Self limiting seizure types
Generalized seizures
Tonic-clonic seizures (includes variations beginning with a clonic or myoclonic phase)
Clonic seizures (with and without tonic features)
Typical absence seizures
Atypical absence seizures
Myoclonic absence seizures
Tonic seizures
Spasms
Myoclonic seizures
Massive bilateral myoclonus
Eyelid myoclonia (with and without absences)
Myoclonic atonic seizures
Negative myoclonus
Atonic seizures
Reflex seizures in generalized epilepsy syndromes
Seizures of the posterior neocortex
Neocortical temporal lobe seizures
Focal seizures
Focal sensory seizures
Focal motor seizures
Gelastic seizures
Hemiclonic seizures
Secondarily generalized seizures
Reflex seizures in focal epilepsy syndromes
Continuous seizure types
Generalized status epilepticus
Generalized tonic-clonic status epilepticus
Clonic status epilepticus
Absence status epilepticus
Tonic status epilepticus
Myoclonic status epilepticus
Focal status epilepticus
Epilepsia partialis continua of Kojevnikov
Aura continua
Limbic status epilepticus (psychomotor status)
Hemiconvulsive status with hemiparesis

Earlier classifications

The 1981 classification was a revision of the one devised by Henri Gastaut for the ILAE and published in 1970.[4] A significant difference was the distinction between simple and complex partial seizures. In the 1970 classification, the distinction was whether the symptoms involved elementary sensory or motor functions (simple) or whether "higher functions" were involved (complex). This was changed to consider whether consciousness was fully retained or not. As a result, studies that group patients according to these classifications are not directly comparable from one generation to another. The 1970 classification was important for standardising the modern terms for many seizure types. Prior to this, terms such as petit mal, grand mal, Jacksonian, psychomotor and temporal-lobe seizures were used.

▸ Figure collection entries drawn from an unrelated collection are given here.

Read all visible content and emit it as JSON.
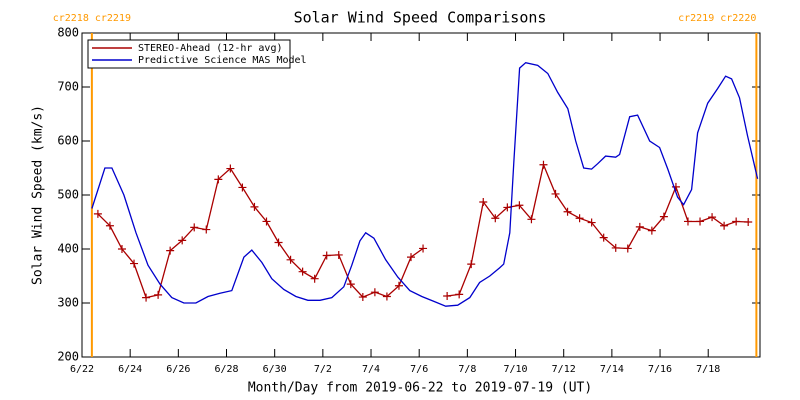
{
  "chart_data": {
    "type": "line",
    "title": "Solar Wind Speed Comparisons",
    "xlabel": "Month/Day from 2019-06-22 to 2019-07-19 (UT)",
    "ylabel": "Solar Wind Speed (km/s)",
    "xlim": [
      0,
      28.15
    ],
    "ylim": [
      200,
      800
    ],
    "yticks": [
      200,
      300,
      400,
      500,
      600,
      700,
      800
    ],
    "xticks": [
      {
        "value": 0,
        "label": "6/22"
      },
      {
        "value": 2,
        "label": "6/24"
      },
      {
        "value": 4,
        "label": "6/26"
      },
      {
        "value": 6,
        "label": "6/28"
      },
      {
        "value": 8,
        "label": "6/30"
      },
      {
        "value": 10,
        "label": "7/2"
      },
      {
        "value": 12,
        "label": "7/4"
      },
      {
        "value": 14,
        "label": "7/6"
      },
      {
        "value": 16,
        "label": "7/8"
      },
      {
        "value": 18,
        "label": "7/10"
      },
      {
        "value": 20,
        "label": "7/12"
      },
      {
        "value": 22,
        "label": "7/14"
      },
      {
        "value": 24,
        "label": "7/16"
      },
      {
        "value": 26,
        "label": "7/18"
      }
    ],
    "annotations": [
      {
        "text": "cr2218 cr2219",
        "x": 0.41,
        "color": "#ff9900"
      },
      {
        "text": "cr2219 cr2220",
        "x": 28.0,
        "color": "#ff9900"
      }
    ],
    "legend": "upper left",
    "series": [
      {
        "name": "STEREO-Ahead (12-hr avg)",
        "color": "#aa0000",
        "markers": true,
        "x": [
          0.66,
          1.16,
          1.66,
          2.16,
          2.66,
          3.16,
          3.66,
          4.16,
          4.66,
          5.16,
          5.66,
          6.16,
          6.66,
          7.16,
          7.66,
          8.16,
          8.66,
          9.16,
          9.66,
          10.16,
          10.66,
          11.16,
          11.66,
          12.16,
          12.66,
          13.16,
          13.66,
          14.16,
          14.66,
          15.16,
          15.66,
          16.16,
          16.66,
          17.16,
          17.66,
          18.16,
          18.66,
          19.16,
          19.66,
          20.16,
          20.66,
          21.16,
          21.66,
          22.16,
          22.66,
          23.16,
          23.66,
          24.16,
          24.66,
          25.16,
          25.66,
          26.16,
          26.66,
          27.16,
          27.66
        ],
        "values": [
          465,
          443,
          400,
          373,
          310,
          315,
          397,
          416,
          440,
          436,
          529,
          549,
          514,
          478,
          451,
          412,
          380,
          358,
          345,
          388,
          389,
          335,
          311,
          320,
          312,
          332,
          385,
          401,
          null,
          313,
          316,
          372,
          487,
          457,
          477,
          481,
          455,
          556,
          502,
          469,
          457,
          449,
          421,
          402,
          401,
          441,
          434,
          460,
          515,
          451,
          451,
          459,
          443,
          451,
          450
        ]
      },
      {
        "name": "Predictive Science MAS Model",
        "color": "#0000cc",
        "markers": false,
        "x": [
          0.41,
          0.95,
          1.24,
          1.74,
          2.24,
          2.74,
          3.24,
          3.73,
          4.23,
          4.73,
          5.23,
          5.73,
          6.22,
          6.72,
          7.05,
          7.47,
          7.88,
          8.38,
          8.88,
          9.38,
          9.88,
          10.37,
          10.87,
          11.2,
          11.54,
          11.78,
          12.12,
          12.61,
          13.11,
          13.61,
          14.11,
          14.61,
          15.1,
          15.6,
          16.1,
          16.51,
          16.93,
          17.34,
          17.51,
          17.76,
          17.93,
          18.17,
          18.42,
          18.92,
          19.34,
          19.75,
          20.17,
          20.5,
          20.83,
          21.16,
          21.41,
          21.74,
          22.16,
          22.32,
          22.74,
          23.07,
          23.57,
          23.98,
          24.32,
          24.73,
          24.98,
          25.31,
          25.56,
          25.98,
          26.39,
          26.72,
          26.97,
          27.3,
          27.63,
          28.05
        ],
        "values": [
          475,
          550,
          550,
          500,
          430,
          370,
          335,
          310,
          300,
          300,
          312,
          318,
          323,
          385,
          398,
          375,
          345,
          325,
          312,
          305,
          305,
          310,
          330,
          370,
          415,
          430,
          420,
          380,
          348,
          323,
          312,
          303,
          294,
          296,
          310,
          338,
          350,
          365,
          372,
          430,
          560,
          735,
          745,
          740,
          725,
          690,
          660,
          600,
          550,
          548,
          558,
          572,
          570,
          575,
          645,
          648,
          600,
          588,
          548,
          496,
          482,
          510,
          615,
          670,
          697,
          720,
          715,
          680,
          610,
          530
        ]
      }
    ]
  }
}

The earliest classification of seizures can be attributed to Babylonian scholars who inscribed their medical knowledge into stone tablets know as the Sakikku (meaning All Diseases).[5] This dates from the reign of the Babylonian king Adad-apla-iddina of the Second Dynasty of Isin - reckoned to be between 1067 and 1046 BC. Many types of seizures are described, each attributed to a certain demon or departed spirit and given a prognosis.

References

  1. ILEA: A Proposed Diagnostic Scheme For People With Epileptic Seizures And With Epilepsy: Report Of The Ilae Task Force On Classification And Terminology
  2. ILEA: Defintions of Key Terms
  3. ILEA: Seizure Types
  4. Gastaut H (1970). "Clinical and electroencephalographical classification of epileptic seizures". Epilepsia. 11 (1): 102–13. PMID 5268244.
  5. Wilson J, Reynolds E (1990). "Texts and documents. Translation and analysis of a cuneiform text forming part of a Babylonian treatise on epilepsy". Med Hist. 34 (2): 185–98. PMID 2187129.